- Frodo from The Lord of the Rings wants to destroy the one ring.
- Marlin from Finding Nemo wants to find his son Nemo (hence the title).
- Pi from Life of Pi wants to survive.
- Luke from the Star Wars wants to become a Jedi.
What is preventing my character from reaching his or her goal?
You can’t just hand your characters what they want. They have to shed blood, sweat, and tears to get it. Without this conflict, there is no story. Who wants to read about how Frodo took a nice stroll to the end of the Shire and dropped the ring into some bottomless pit without any struggle? No one. (Look at the examples above and think about what each character went through to get what they wanted.) Without conflict, the audience really doesn’t get to know the characters. Sure, we may know (through exposition) what they look like, what kind of family they come from, and what they proclaim their beliefs to be; but what happens when conflict tests those beliefs? When they have to decide between two good possibilities or between the lesser of two evils? When they have to decide what to keep and what to sacrifice? Who are they then? The answer reveals who they are deep down inside. Conflict, in short, reveals who characters truly are. And the greater the conflict, the greater the revelation.
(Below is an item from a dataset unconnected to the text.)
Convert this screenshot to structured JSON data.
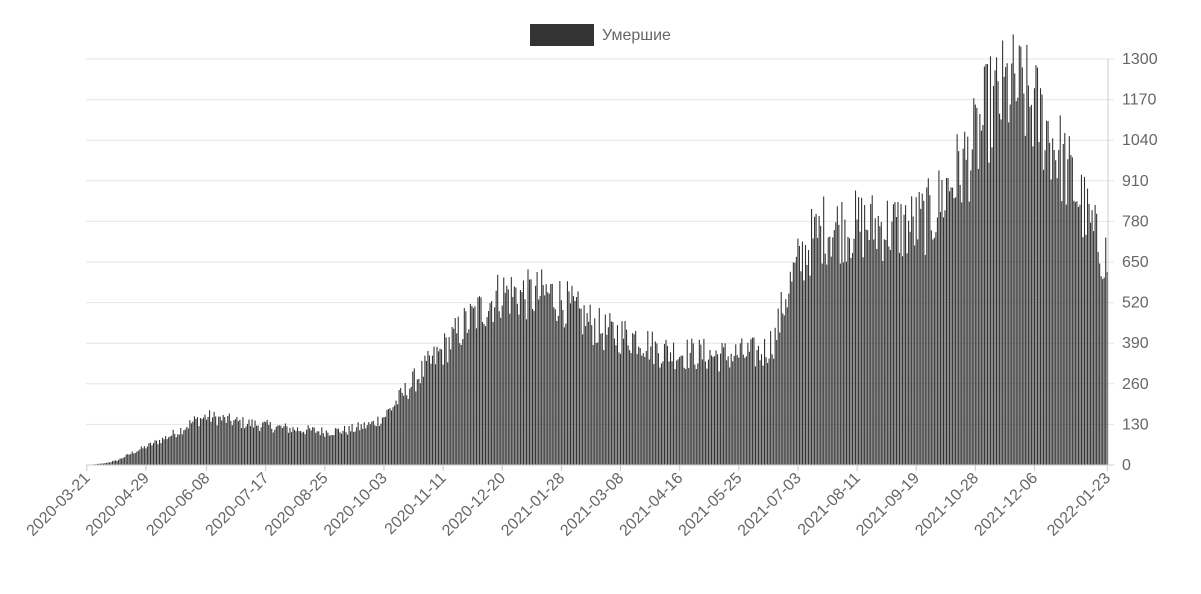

- Mr. Incredible from The Incredibles wants to be a good father/husband but also a good super hero (to fulfill his vocation).
- Darth Vader from Star Wars wants to remain faithful to the emperor (the authority which has given meaning to his existence) but also wants to save his son Luke–paternal “instincts” are kicking in here.
- In The Lion King, Simba starts out as a spoiled brat (someone who would be a horrible king), then he becomes guilt ridden and too afraid to do anything for the good of society, and then he becomes a humble yet confident king (the kind of king the Pridelands needs).
- In Finding Nemo, Marlin begins as an overprotective parent; but throughout his dangerous journey to find his son, he learns that he needs to let go. This is evidenced by his letting Nemo go into the fishing net so as to save the other fish from being caught.